L’ex pilota di Formula 1 ha dichiarato che una Ferrari con due campioni può essere un’opportunità

Gran Premio di Gran Bretagna Leclerc Vettel

Per molti anni in casa Ferrari è stato sempre chiaro chi fosse la prima guida e chi invece doveva ricoprire il ruolo di gregario. Nel 2019 con l’arrivo di Charles Leclerc le carte non sono apparse da subito molto chiare. Il monegasco infatti ha stupito tutti raggiungendo risultati probabilmente al di sopra di ogni aspettativa con una pole position in Bahrain, la prima della sua carriera, alla seconda gara di campionato. In quell’occasione Vettel aveva dimostrato che il numero uno voleva essere ancora lui sopravanzando il compagno di squadra al via, tuttavia Leclerc dopo poche curve si riprendeva la testa del Gran Premio.

Nello stesso Gran Premio Vettel finiva in testa coda dopo una battaglia con Hamilton mentre Leclerc non riusciva a vincere a causa di un problema tecnico, l’unico evento capace di estrometterlo dalla sua possibile prima vittoria in carriera.

Il Bahrain un atto cruciale

Proprio in Bahrain quindi si è percepita da subito la rivalità interna tra Leclerc e Vettel che avrebbe poi portato ad alcuni eventi non proprio piacevoli man mano che la stagione andava avanti. Si è capito subito che la posizione al vertice del team di Vettel era stata messa in discussione dall’arrembante monegasco. Leclerc infatti avrebbe terminato la stagione davanti a Vettel, con un numero di vittorie e pole position superiore rispetto a quelle del tedesco.

Il 2020 quindi sarà un ulteriore anno con la medesima coppia di piloti (Vettel e Leclerc), con il monegasco già accasato a Maranello con un contratto pluriennale mentre il tedesco si trova con un contratto in scadenza. Due piloti di livello, al contrario di Mercedes e Red Bull dove le parti da recitare sono sempre ben delineate.

Sulla questione Gerhard Berger ritiene che quanto messo in atto da Ferrari sia la scelta giusta.
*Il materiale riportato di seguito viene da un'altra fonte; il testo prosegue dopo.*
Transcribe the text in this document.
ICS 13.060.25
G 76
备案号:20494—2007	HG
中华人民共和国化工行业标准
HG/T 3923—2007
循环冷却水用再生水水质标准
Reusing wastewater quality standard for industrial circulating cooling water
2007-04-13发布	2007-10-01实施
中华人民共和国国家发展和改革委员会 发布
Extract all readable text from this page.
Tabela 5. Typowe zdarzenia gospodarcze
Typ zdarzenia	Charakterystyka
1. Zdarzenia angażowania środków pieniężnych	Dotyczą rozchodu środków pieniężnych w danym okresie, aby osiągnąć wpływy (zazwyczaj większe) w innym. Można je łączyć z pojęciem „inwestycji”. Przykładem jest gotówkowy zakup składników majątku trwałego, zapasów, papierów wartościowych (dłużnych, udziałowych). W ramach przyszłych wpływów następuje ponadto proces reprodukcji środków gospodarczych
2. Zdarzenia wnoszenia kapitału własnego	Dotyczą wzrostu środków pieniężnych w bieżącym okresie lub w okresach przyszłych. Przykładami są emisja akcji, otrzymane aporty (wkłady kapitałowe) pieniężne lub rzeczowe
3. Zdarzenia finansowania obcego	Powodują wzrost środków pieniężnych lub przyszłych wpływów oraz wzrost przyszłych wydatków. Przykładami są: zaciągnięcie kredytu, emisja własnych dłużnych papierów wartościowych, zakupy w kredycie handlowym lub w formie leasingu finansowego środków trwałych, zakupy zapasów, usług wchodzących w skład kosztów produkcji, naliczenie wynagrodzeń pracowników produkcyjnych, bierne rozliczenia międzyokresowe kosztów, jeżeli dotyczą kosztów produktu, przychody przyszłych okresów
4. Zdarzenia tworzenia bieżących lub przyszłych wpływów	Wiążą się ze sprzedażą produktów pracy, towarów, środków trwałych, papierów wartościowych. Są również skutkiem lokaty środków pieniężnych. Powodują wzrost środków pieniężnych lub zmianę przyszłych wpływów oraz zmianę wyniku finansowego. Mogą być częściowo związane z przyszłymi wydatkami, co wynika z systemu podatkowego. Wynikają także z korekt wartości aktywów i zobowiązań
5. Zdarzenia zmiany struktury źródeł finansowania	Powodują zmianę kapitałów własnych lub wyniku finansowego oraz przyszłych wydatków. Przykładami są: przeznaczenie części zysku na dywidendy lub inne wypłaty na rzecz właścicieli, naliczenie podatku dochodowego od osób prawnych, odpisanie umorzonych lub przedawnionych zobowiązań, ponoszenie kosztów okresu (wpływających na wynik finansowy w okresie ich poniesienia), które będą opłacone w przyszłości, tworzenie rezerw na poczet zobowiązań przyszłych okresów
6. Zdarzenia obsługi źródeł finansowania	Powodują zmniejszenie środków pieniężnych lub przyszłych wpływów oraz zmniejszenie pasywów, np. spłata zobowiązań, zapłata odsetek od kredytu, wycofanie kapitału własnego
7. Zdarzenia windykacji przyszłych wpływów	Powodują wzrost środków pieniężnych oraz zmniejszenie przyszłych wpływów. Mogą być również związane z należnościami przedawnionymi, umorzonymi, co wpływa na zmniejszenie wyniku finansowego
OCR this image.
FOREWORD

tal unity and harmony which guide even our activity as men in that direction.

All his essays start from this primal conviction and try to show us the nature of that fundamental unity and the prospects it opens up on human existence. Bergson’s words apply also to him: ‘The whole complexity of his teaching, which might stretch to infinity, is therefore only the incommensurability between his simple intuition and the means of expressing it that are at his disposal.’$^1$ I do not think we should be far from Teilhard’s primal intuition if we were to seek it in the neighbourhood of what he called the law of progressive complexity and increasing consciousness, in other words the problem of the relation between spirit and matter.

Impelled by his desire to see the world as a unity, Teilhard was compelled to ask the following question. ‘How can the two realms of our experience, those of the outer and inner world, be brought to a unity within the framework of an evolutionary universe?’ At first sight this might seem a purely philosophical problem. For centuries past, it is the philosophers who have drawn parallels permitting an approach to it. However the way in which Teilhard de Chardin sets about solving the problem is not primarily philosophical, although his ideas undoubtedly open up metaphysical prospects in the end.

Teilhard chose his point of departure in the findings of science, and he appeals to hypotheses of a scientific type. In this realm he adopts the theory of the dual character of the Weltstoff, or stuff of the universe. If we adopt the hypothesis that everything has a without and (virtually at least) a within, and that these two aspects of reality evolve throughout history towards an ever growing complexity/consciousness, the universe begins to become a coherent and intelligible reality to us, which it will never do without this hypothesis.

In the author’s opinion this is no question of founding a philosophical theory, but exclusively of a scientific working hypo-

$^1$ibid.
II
L’ex pilota di Formula 1 ha infatti dichiarato a Servus TV che “i due piloti possono tranquillamente coesistere. Il team infatti potrà ricavarne pro e contro visto che tutti i membri dovranno dare il massimo per vincere la competizione interna, allo stesso tempo ciò aumenta la difficoltà relativa alla gestione vera e propria dei piloti stessi. Sappiamo bene che i grandi team della Formula 1 hanno sempre voluto due campioni al volante”. Bisognerà capire se in questo 2020 in Ferrari riusciranno a gestire la situazione, e se Berger avrà quindi ragione o meno.